Cette loi punit de 15 ans de prison au maximum la diffusion d'une information qui risquerait de discréditer l'armée ou le pouvoir. Ça veut dire très concrètement que vous aviez peur, le matin, d'aller travailler ?

Oui. Sous cette loi, aucun journalisme n’est possible. Novaïa Gazeta a décidé de continuer de travailler. Dmitri Mouratov, rédacteur en chef et détenteur du prix Nobel, espérait pouvoir continuer et aller jusqu'au bout. Déjà, en termes de respect de cette loi. Ils n’ont pas publié d’informations sur la guerre. Ils ont évité ce thème pour éviter les condamnations visant les journalistes. Toutefois leurs envoyés spéciaux travaillaient à Odessa, Marioupol et d’autres villes de l’Ukraine. Malheureusement, ils ont reçu un deuxième avertissement. La chose importante ici c’est que cette loi ne concernait pas la prévention des fausses informations. Mais juste l'absence de mention d’un agent de l'étranger.

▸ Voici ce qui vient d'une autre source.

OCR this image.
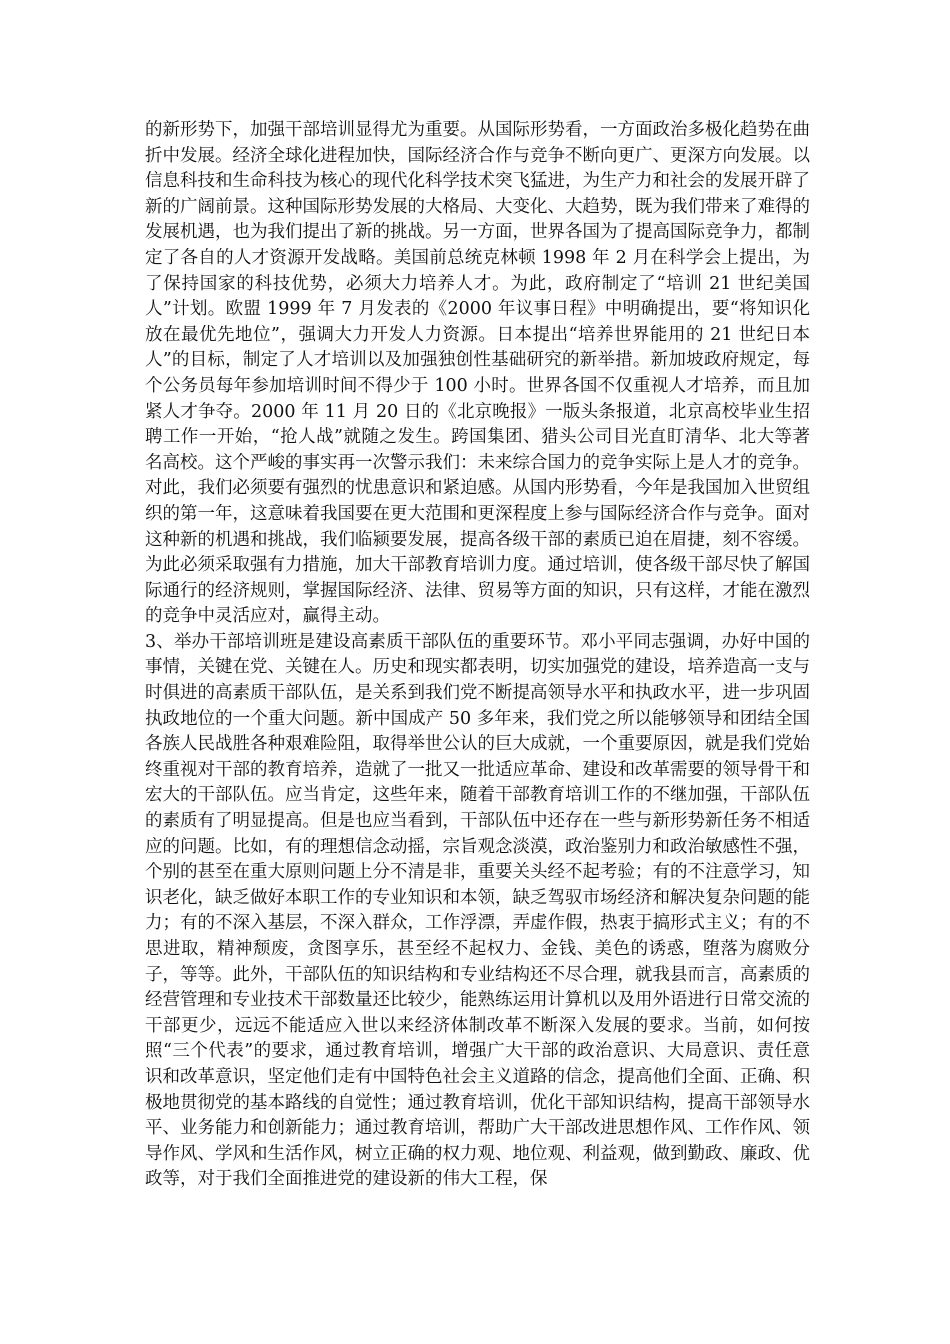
的新形势下，加强干部培训显得尤为重要。从国际形势看，一方面政治多极化趋势在曲折中发展。经济全球化进程加快，国际经济合作与竞争不断向更广、更深方向发展。以信息科技和生命科技为核心的现代化科学技术突飞猛进，为生产力和社会的发展开辟了新的广阔前景。这种国际形势发展的大格局、大变化、大趋势，既为我们带来了难得的发展机遇，也为我们提出了新的挑战。另一方面，世界各国为了提高国际竞争力，都制定了各自的人才资源开发战略。美国前总统克林顿 1998 年 2 月在科学会上提出，为了保持国家的科技优势，必须大力培养人才。为此，政府制定了“培训 21 世纪美国人”计划。欧盟 1999 年 7 月发表的《2000 年议事日程》中明确提出，要“将知识化放在最优先地位”，强调大力开发人力资源。日本提出“培养世界能用的 21 世纪日本人”的目标，制定了人才培训以及加强独创性基础研究的新举措。新加坡政府规定，每个公务员每年参加培训时间不得少于 100 小时。世界各国不仅重视人才培养，而且加紧人才争夺。2000 年 11 月 20 日的《北京晚报》一版头条报道，北京高校毕业生招聘工作一开始，“抢人战”就随之发生。跨国集团、猎头公司目光直盯清华、北大等著名高校。这个严峻的事实再一次警示我们：未来综合国力的竞争实际上是人才的竞争。对此，我们必须要有强烈的忧患意识和紧迫感。从国内形势看，今年是我国加入世贸组织的第一年，这意味着我国要在更大范围和更深程度上参与国际经济合作与竞争。面对这种新的机遇和挑战，我们临颍要发展，提高各级干部的素质已迫在眉捷，刻不容缓。为此必须采取强有力措施，加大干部教育培训力度。通过培训，使各级干部尽快了解国际通行的经济规则，掌握国际经济、法律、贸易等方面的知识，只有这样，才能在激烈的竞争中灵活应对，赢得主动。

3、举办干部培训班是建设高素质干部队伍的重要环节。邓小平同志强调，办好中国的事情，关键在党、关键在人。历史和现实都表明，切实加强党的建设，培养造高一支与时俱进的高素质干部队伍，是关系到我们党不断提高领导水平和执政水平，进一步巩固执政地位的一个重大问题。新中国成产 50 多年来，我们党之所以能够领导和团结全国各族人民战胜各种艰难险阻，取得举世公认的巨大成就，一个重要原因，就是我们党始终重视对干部的教育培养，造就了一批又一批适应革命、建设和改革需要的领导骨干和宏大的干部队伍。应当肯定，这些年来，随着干部教育培训工作的不继加强，干部队伍的素质有了明显提高。但是也应当看到，干部队伍中还存在一些与新形势新任务不相适应的问题。比如，有的理想信念动摇，宗旨观念淡漠，政治鉴别力和政治敏感性不强，个别的甚至在重大原则问题上分不清是非，重要关头经不起考验；有的不注意学习，知识老化，缺乏做好本职工作的专业知识和本领，缺乏驾驭市场经济和解决复杂问题的能力；有的不深入基层，不深入群众，工作浮漂，弄虚作假，热衷于搞形式主义；有的不思进取，精神颓废，贪图享乐，甚至经不起权力、金钱、美色的诱惑，堕落为腐败分子，等等。此外，干部队伍的知识结构和专业结构还不尽合理，就我县而言，高素质的经营管理和专业技术干部数量还比较少，能熟练运用计算机以及用外语进行日常交流的干部更少，远远不能适应入世以来经济体制改革不断深入发展的要求。当前，如何按照“三个代表”的要求，通过教育培训，增强广大干部的政治意识、大局意识、责任意识和改革意识，坚定他们走有中国特色社会主义道路的信念，提高他们全面、正确、积极地贯彻党的基本路线的自觉性；通过教育培训，优化干部知识结构，提高干部领导水平、业务能力和创新能力；通过教育培训，帮助广大干部改进思想作风、工作作风、领导作风、学风和生活作风，树立正确的权力观、地位观、利益观，做到勤政、廉政、优政等，对于我们全面推进党的建设新的伟大工程，保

Comment s’exerce la censure en Russie ?

La censure s’est établie au cours des 20 ans de Poutine comme un effet boule de neige. Chaque année, il y avait de nouvelles lois. Après l’annexion de Crimée, cela a pris un caractère irréversible. Il y avait de nouvelles lois qui étaient votées et nous devions faire preuve d’ingéniosité pour trouver des formules pour détourner ces nouvelles lois. Pour la loi sur les agents étrangers quand nous mentionnons Alexeï Navalny, nous devions à chaque fois rajouter qu’il s’agissait d’une organisation extrémiste interdite en Russie. Notre émission, c'était juste un ensemble de mots que nous devions prononcer pour respecter la loi pour pouvoir continuer à diffuser.

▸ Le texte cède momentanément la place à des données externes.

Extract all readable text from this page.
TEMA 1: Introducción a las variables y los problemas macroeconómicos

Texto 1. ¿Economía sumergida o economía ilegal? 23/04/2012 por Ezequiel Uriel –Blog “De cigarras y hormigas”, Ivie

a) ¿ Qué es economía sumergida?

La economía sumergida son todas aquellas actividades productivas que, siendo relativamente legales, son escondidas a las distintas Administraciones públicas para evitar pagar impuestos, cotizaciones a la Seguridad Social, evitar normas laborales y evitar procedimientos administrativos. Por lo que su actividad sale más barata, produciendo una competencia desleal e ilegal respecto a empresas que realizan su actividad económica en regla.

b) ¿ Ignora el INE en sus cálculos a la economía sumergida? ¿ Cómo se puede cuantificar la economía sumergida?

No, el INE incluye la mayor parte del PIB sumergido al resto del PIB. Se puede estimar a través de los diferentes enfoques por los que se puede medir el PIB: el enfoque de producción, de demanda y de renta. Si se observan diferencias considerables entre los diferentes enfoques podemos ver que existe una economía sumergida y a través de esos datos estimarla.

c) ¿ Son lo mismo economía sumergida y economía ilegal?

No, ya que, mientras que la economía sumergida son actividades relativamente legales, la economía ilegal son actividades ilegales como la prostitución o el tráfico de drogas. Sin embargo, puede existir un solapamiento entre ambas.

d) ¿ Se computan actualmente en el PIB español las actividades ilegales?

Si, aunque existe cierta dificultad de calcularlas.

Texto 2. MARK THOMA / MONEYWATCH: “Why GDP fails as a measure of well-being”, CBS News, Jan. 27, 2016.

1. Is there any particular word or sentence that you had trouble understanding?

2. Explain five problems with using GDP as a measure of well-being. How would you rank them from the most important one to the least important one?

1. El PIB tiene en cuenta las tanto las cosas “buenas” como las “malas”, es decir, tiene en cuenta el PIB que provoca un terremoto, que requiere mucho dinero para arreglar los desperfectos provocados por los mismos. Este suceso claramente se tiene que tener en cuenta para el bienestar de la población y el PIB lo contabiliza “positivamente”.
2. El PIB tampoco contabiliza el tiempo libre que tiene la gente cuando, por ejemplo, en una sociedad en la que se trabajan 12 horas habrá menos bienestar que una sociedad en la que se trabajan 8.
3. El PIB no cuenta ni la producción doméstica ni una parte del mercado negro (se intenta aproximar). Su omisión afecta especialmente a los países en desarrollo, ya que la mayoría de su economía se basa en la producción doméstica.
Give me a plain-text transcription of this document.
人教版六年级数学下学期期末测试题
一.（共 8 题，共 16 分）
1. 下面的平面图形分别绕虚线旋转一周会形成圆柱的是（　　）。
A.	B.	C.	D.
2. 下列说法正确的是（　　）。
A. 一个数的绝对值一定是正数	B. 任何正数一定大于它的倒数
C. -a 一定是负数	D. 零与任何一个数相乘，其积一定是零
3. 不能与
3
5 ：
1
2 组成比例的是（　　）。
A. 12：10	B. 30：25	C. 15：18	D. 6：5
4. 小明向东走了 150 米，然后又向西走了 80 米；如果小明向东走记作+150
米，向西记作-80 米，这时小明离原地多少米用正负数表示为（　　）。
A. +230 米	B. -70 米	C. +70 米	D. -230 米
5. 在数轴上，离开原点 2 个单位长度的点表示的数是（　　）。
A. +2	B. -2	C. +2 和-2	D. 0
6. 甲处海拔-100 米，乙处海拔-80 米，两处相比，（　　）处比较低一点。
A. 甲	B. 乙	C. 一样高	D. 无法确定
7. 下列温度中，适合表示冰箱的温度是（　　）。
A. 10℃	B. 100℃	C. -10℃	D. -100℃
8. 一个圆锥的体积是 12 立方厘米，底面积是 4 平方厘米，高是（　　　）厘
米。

Que savent les Russes de ce qui se passe en Ukraine ?

Il n’existe plus de journalistes indépendants depuis hier. C’est une journée historique depuis 30 ans d’histoire des médias russes. La dernière rédaction indépendante était Novaïa Gazeta, et Dojd était parmi l'un des derniers médias indépendants. Mais plus de 200 journalistes indépendants qui ont quitté la Russie continuent de travailler de manière plus dispersée. Ils ont créé leurs chaînes sur YouTube ou sur Telegram. Les spectateurs en Russie peuvent continuer à les regarder en utilisant un VPN pour accéder à des ressources qui sont bloquées. Ce public existe. Pendant la guerre, lorsque nous avions nos émissions, lorsque Dojd était encore en ligne pendant les premiers jours de la guerre, avant notre interdiction, on était regardés sur YouTube par 25 millions de personnes par jour. Il y avait une très grande audience. Je suis sûr qu’il y avait des Ukrainiens parmi eux. On ne peut pas descendre dans la rue pour s'exprimer, pour exprimer son opposition. Ce public ne peut rien dire, mais ce public existe et je le sais.

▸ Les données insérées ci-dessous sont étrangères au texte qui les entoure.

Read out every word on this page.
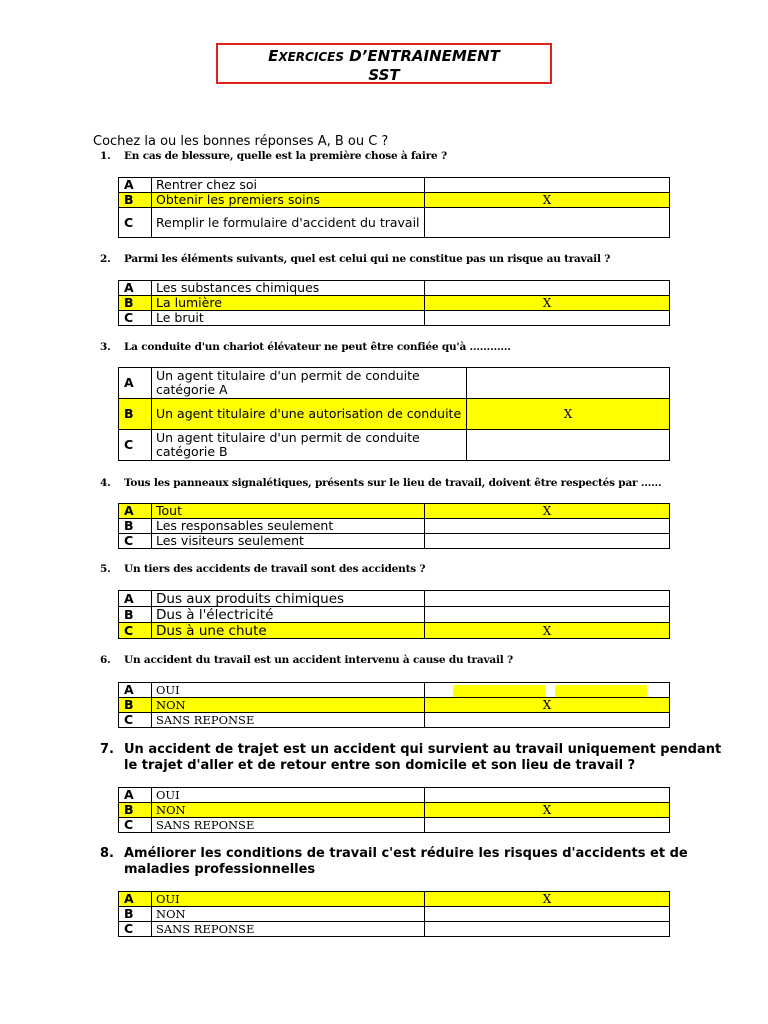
EXERCICES D’ENTRAINEMENT
SST
Cochez la ou les bonnes réponses A, B ou C ?
1.	En cas de blessure, quelle est la première chose à faire ?
A	Rentrer chez soi	
B	Obtenir les premiers soins	X
C	Remplir le formulaire d'accident du travail	
2.	Parmi les éléments suivants, quel est celui qui ne constitue pas un risque au travail ?
A	Les substances chimiques	
B	La lumière	X
C	Le bruit	
3.	La conduite d'un chariot élévateur ne peut être confiée qu'à …………
A	Un agent titulaire d'un permit de conduite catégorie A	
B	Un agent titulaire d'une autorisation de conduite	X
C	Un agent titulaire d'un permit de conduite catégorie B	
4.	Tous les panneaux signalétiques, présents sur le lieu de travail, doivent être respectés par ……
A	Tout	X
B	Les responsables seulement	
C	Les visiteurs seulement	
5.	Un tiers des accidents de travail sont des accidents ?
A	Dus aux produits chimiques	
B	Dus à l'électricité	
C	Dus à une chute	X
6.	Un accident du travail est un accident intervenu à cause du travail ?
A	OUI	
B	NON	X
C	SANS REPONSE	
7. Un accident de trajet est un accident qui survient au travail uniquement pendant le trajet d'aller et de retour entre son domicile et son lieu de travail ?
A	OUI	
B	NON	X
C	SANS REPONSE	
8. Améliorer les conditions de travail c'est réduire les risques d'accidents et de maladies professionnelles
A	OUI	X
B	NON	
C	SANS REPONSE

Savez-vous si vous pouvez retourner en Russie ?

Je pense que ce jour viendra uniquement lorsque le régime de Poutine s’écroulera. Je ne reviendrai pas dans la Russie de Poutine parce que c'est dangereux pour moi en tant que journaliste, mais aussi parce que je ne peux pas rester dans le pays d'un agresseur qui ne respecte pas les droits de ses citoyens et tue.